Studio album by Soap&Skin
- Released: 13 April 2009
- Genre: Experimental; neoclassical dark wave; electronica; dark ambient;
- Length: 41:39
- Label: Couch; PIAS;
- Producer: Anja Plaschg

Soap&Skin chronology
| Untitled (2008) | Lovetune for Vacuum (2009) | Marche Funèbre (2009) |

= Lovetune for Vacuum =

Lovetune for Vacuum is the debut album by Austrian musical project Soap&Skin, released in 2009 on PIAS Recordings.

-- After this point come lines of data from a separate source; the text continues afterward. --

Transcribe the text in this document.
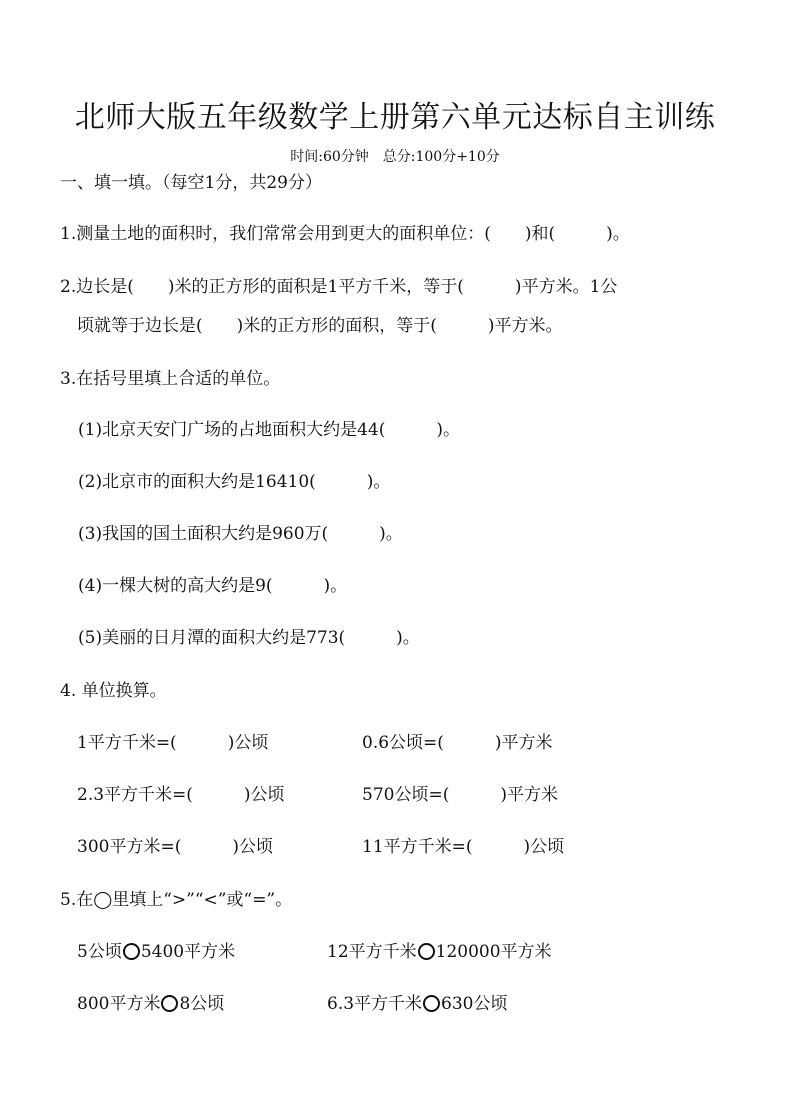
北师大版五年级数学上册第六单元达标自主训练
时间:60分钟　总分:100分+10分
一、填一填。（每空1分，共29分）
1.测量土地的面积时，我们常常会用到更大的面积单位：(　　)和(　　　)。
2.边长是(　　)米的正方形的面积是1平方千米，等于(　　　)平方米。1公
　顷就等于边长是(　　)米的正方形的面积，等于(　　　)平方米。
3.在括号里填上合适的单位。
(1)北京天安门广场的占地面积大约是44(　　　)。
(2)北京市的面积大约是16410(　　　)。
(3)我国的国土面积大约是960万(　　　)。
(4)一棵大树的高大约是9(　　　)。
(5)美丽的日月潭的面积大约是773(　　　)。
4. 单位换算。
1平方千米=(　　　)公顷	0.6公顷=(　　　)平方米
2.3平方千米=(　　　)公顷	570公顷=(　　　)平方米
300平方米=(　　　)公顷	11平方千米=(　　　)公顷
5.在◯里填上“>”“<”或“=”。
5公顷 5400平方米	12平方千米 120000平方米
800平方米 8公顷	6.3平方千米 630公顷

It is listed as #38 on musicOMH's Top 50 Albums of 2009.

In 2012 it was awarded a silver certification from the Independent Music Companies Association, which indicates sales of at least 20,000 copies throughout Europe.

Professional ratings
Review scores
| Source | Rating |
| AllMusic | (Favourable) |
| Clash | (Positive) |
| NME | (8/10) |
| Pitchfork | (7.3/10) |
| Sputnikmusic |  |
| State |  |
| SoundsXP | (Positive) |

==Track listing==

1. "Sleep" – 2:44
2. "Cry Wolf" – 3:48
3. "Thanatos" – 2:34
4. "Im Dorfe" – 3:42 †
5. "Extinguish Me" – 2:38
6. "Turbine Womb" – 3:46
7. "Cynthia" – 2:57
8. "Fall Foliage" – 2:44
9. "Spiracle" – 2:50
10. "Mr. Gaunt Pt 1000" – 2:27
11. "Marche Funèbre" – 2:59
12. "The Sun" – 3:14
13. "Fleischwolf" – 2:15 †
14. "DDMMYYYY" – 3:38
15. "Brother of Sleep" – 5:25

† indicates a track exclusive to the American edition of the album.